Years ago, scientists began to examine why some people reacted differently to standard doses of medication. Researchers concluded these reactions were the result of genetic variables that ran in certain families.


Dr. Paul Insel is a professor of pharmacology at UCSD. He says today, it's believed all individuals metabolize drugs in subtly different ways.

Dr. Paul Insel: And so, we've become sensitive to the idea that we are all unique individuals in our drug response, much in the way that we all look different from one another. And so the challenge is to identify what those differences are, and how we can influence our ability to prescribe and take drug in individuals.

That's where the science of genomics comes in. Researchers are just beginning to understand the role of genes in disease. The field of pharmacogenomics seeks to find out how a person's genetic makeup influences their response to drugs.

Insel: The concept of personalized medicine is really what we hope will evolve from the information that's being gleaned in this area. So that the drugs that you or I might receive for the same medical condition could be different and could be tailored to us, in a way that would maximize our chance of having benefit, and minimize our chance of having side effects and toxicity.

The field is in its infancy. But some doctors are using genetic testing to help them in their practice.

Dr. Jennifer Willert is a pediatric oncologist at Rady Children's Hospital.

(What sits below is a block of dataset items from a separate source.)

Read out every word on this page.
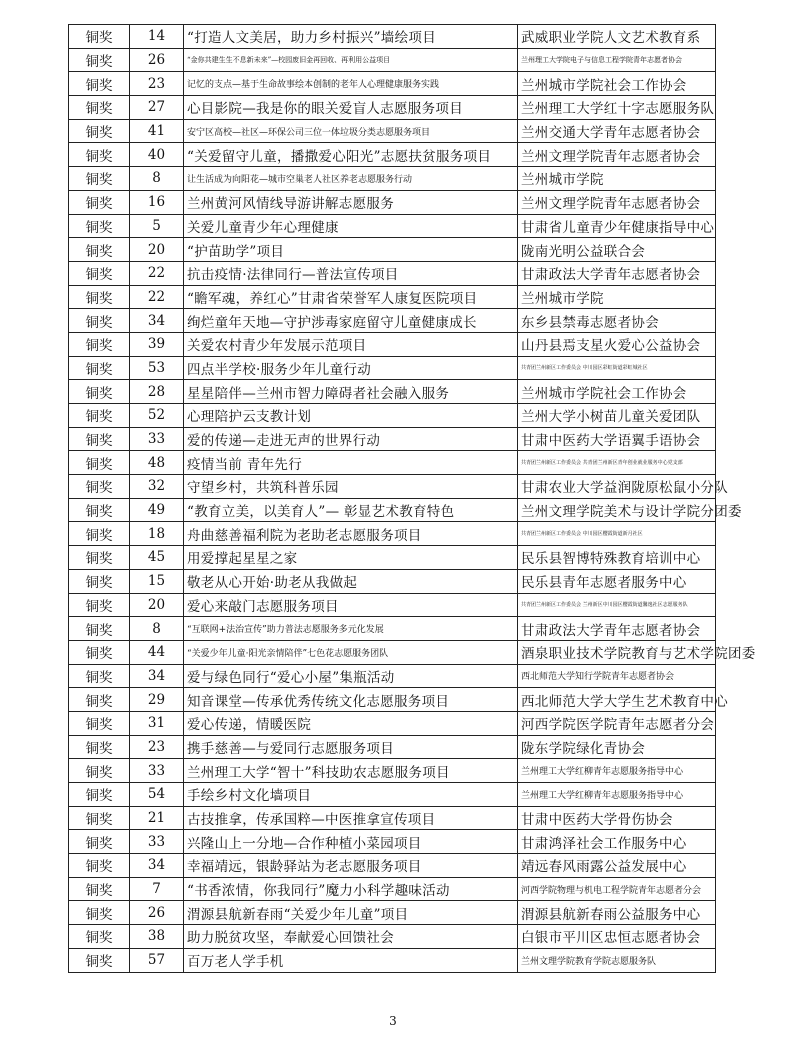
铜奖	14	“打造人文美居，助力乡村振兴”墙绘项目	武威职业学院人文艺术教育系
铜奖	26	“金你共建生生不息新未来”—校园废旧金再回收、再利用公益项目	兰州理工大学院电子与信息工程学院青年志愿者协会
铜奖	23	记忆的支点—基于生命故事绘本创制的老年人心理健康服务实践	兰州城市学院社会工作协会
铜奖	27	心目影院—我是你的眼关爱盲人志愿服务项目	兰州理工大学红十字志愿服务队
铜奖	41	安宁区高校—社区—环保公司三位一体垃圾分类志愿服务项目	兰州交通大学青年志愿者协会
铜奖	40	“关爱留守儿童，播撒爱心阳光”志愿扶贫服务项目	兰州文理学院青年志愿者协会
铜奖	8	让生活成为向阳花—城市空巢老人社区养老志愿服务行动	兰州城市学院
铜奖	16	兰州黄河风情线导游讲解志愿服务	兰州文理学院青年志愿者协会
铜奖	5	关爱儿童青少年心理健康	甘肃省儿童青少年健康指导中心
铜奖	20	“护苗助学”项目	陇南光明公益联合会
铜奖	22	抗击疫情·法律同行—普法宣传项目	甘肃政法大学青年志愿者协会
铜奖	22	“瞻军魂，养红心”甘肃省荣誉军人康复医院项目	兰州城市学院
铜奖	34	绚烂童年天地—守护涉毒家庭留守儿童健康成长	东乡县禁毒志愿者协会
铜奖	39	关爱农村青少年发展示范项目	山丹县焉支星火爱心公益协会
铜奖	53	四点半学校·服务少年儿童行动	共青团兰州新区工作委员会 中川园区彩虹街道彩虹城社区
铜奖	28	星星陪伴—兰州市智力障碍者社会融入服务	兰州城市学院社会工作协会
铜奖	52	心理陪护云支教计划	兰州大学小树苗儿童关爱团队
铜奖	33	爱的传递—走进无声的世界行动	甘肃中医药大学语翼手语协会
铜奖	48	疫情当前 青年先行	共青团兰州新区工作委员会 共青团兰州新区青年创业就业服务中心党支部
铜奖	32	守望乡村，共筑科普乐园	甘肃农业大学益润陇原松鼠小分队
铜奖	49	“教育立美，以美育人”— 彰显艺术教育特色	兰州文理学院美术与设计学院分团委
铜奖	18	舟曲慈善福利院为老助老志愿服务项目	共青团兰州新区工作委员会 中川园区樱霞街道新月社区
铜奖	45	用爱撑起星星之家	民乐县智博特殊教育培训中心
铜奖	15	敬老从心开始·助老从我做起	民乐县青年志愿者服务中心
铜奖	20	爱心来敲门志愿服务项目	共青团兰州新区工作委员会 兰州新区中川园区樱霞街道馨逸社区志愿服务队
铜奖	8	“互联网+法治宣传”助力普法志愿服务多元化发展	甘肃政法大学青年志愿者协会
铜奖	44	“关爱少年儿童·阳光亲情陪伴”七色花志愿服务团队	酒泉职业技术学院教育与艺术学院团委
铜奖	34	爱与绿色同行“爱心小屋”集瓶活动	西北师范大学知行学院青年志愿者协会
铜奖	29	知音课堂—传承优秀传统文化志愿服务项目	西北师范大学大学生艺术教育中心
铜奖	31	爱心传递，情暖医院	河西学院医学院青年志愿者分会
铜奖	23	携手慈善—与爱同行志愿服务项目	陇东学院绿化青协会
铜奖	33	兰州理工大学“智十”科技助农志愿服务项目	兰州理工大学红柳青年志愿服务指导中心
铜奖	54	手绘乡村文化墙项目	兰州理工大学红柳青年志愿服务指导中心
铜奖	21	古技推拿，传承国粹—中医推拿宣传项目	甘肃中医药大学骨伤协会
铜奖	33	兴隆山上一分地—合作种植小菜园项目	甘肃鸿泽社会工作服务中心
铜奖	34	幸福靖远，银龄驿站为老志愿服务项目	靖远春风雨露公益发展中心
铜奖	7	“书香浓情，你我同行”魔力小科学趣味活动	河西学院物理与机电工程学院青年志愿者分会
铜奖	26	渭源县航新春雨“关爱少年儿童”项目	渭源县航新春雨公益服务中心
铜奖	38	助力脱贫攻坚，奉献爱心回馈社会	白银市平川区忠恒志愿者协会
铜奖	57	百万老人学手机	兰州文理学院教育学院志愿服务队
3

Dr. Jennifer Willert: The majority of our children with either disorders of the blood, hematology disorders, or cancers, most of them do have molecular testing associated with it, that either helps you make the diagnosis…It also helps guide us is what type of treatment is best for that patient.

But Willert points out doctors are not yet able to customize chemotherapy for different tumors ... nor can they tailor-make treatment based on a patient's genetic profile.

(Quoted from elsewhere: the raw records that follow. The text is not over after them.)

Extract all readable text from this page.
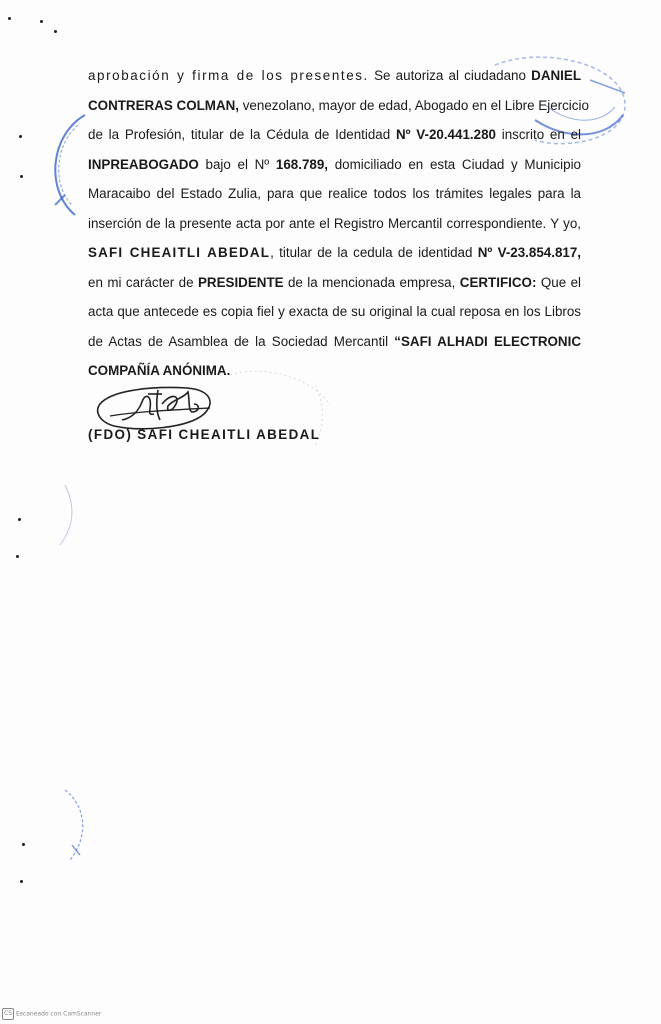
aprobación y firma de los presentes. Se autoriza al ciudadano DANIEL
CONTRERAS COLMAN, venezolano, mayor de edad, Abogado en el Libre Ejercicio
de la Profesión, titular de la Cédula de Identidad Nº V-20.441.280 inscrito en el
INPREABOGADO bajo el Nº 168.789, domiciliado en esta Ciudad y Municipio
Maracaibo del Estado Zulia, para que realice todos los trámites legales para la
inserción de la presente acta por ante el Registro Mercantil correspondiente. Y yo,
SAFI CHEAITLI ABEDAL, titular de la cedula de identidad Nº V-23.854.817,
en mi carácter de PRESIDENTE de la mencionada empresa, CERTIFICO: Que el
acta que antecede es copia fiel y exacta de su original la cual reposa en los Libros
de Actas de Asamblea de la Sociedad Mercantil “SAFI ALHADI ELECTRONIC
COMPAÑÍA ANÓNIMA.
(FDO) SAFI CHEAITLI ABEDAL
CS Escaneado con CamScanner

Not surprisingly, the drug industry is vitally interested in pharmacogenomics. And so are many biotech companies.

La Jolla-based Sequenom designs equipment for genetic analysis. Dr. Charles Cantor is the firm's chief scientific officer.

He thinks the idea of personalized drug therapy is a double-edged sword for the pharmaceutical business.

Dr. Charles Cantor: If people have genetically predictable differential responses to medication, it's going to be hard to have a large blockbuster drug, because any given drug will be optimal for a subset of the therapeutic population, and not the whole population.

Cantor says on the other hand, drug companies could benefit from more detailed genetic information.

Cantor: If you design your clinical trial with this in mind, you may be able to rationally include or exclude people through the various stages of clinical trials, and as a result of that, I think it's almost certain, that drugs will be brought to market sooner.

Recently, Pfizer had to abandon a new cholesterol drug after spending 800-million dollars on it. With that in mind, the drug industry is searching for quicker and cheaper ways to develop new medications. Advances in pharmacogenomics could help in that effort. Kenny Goldberg, KPBS News.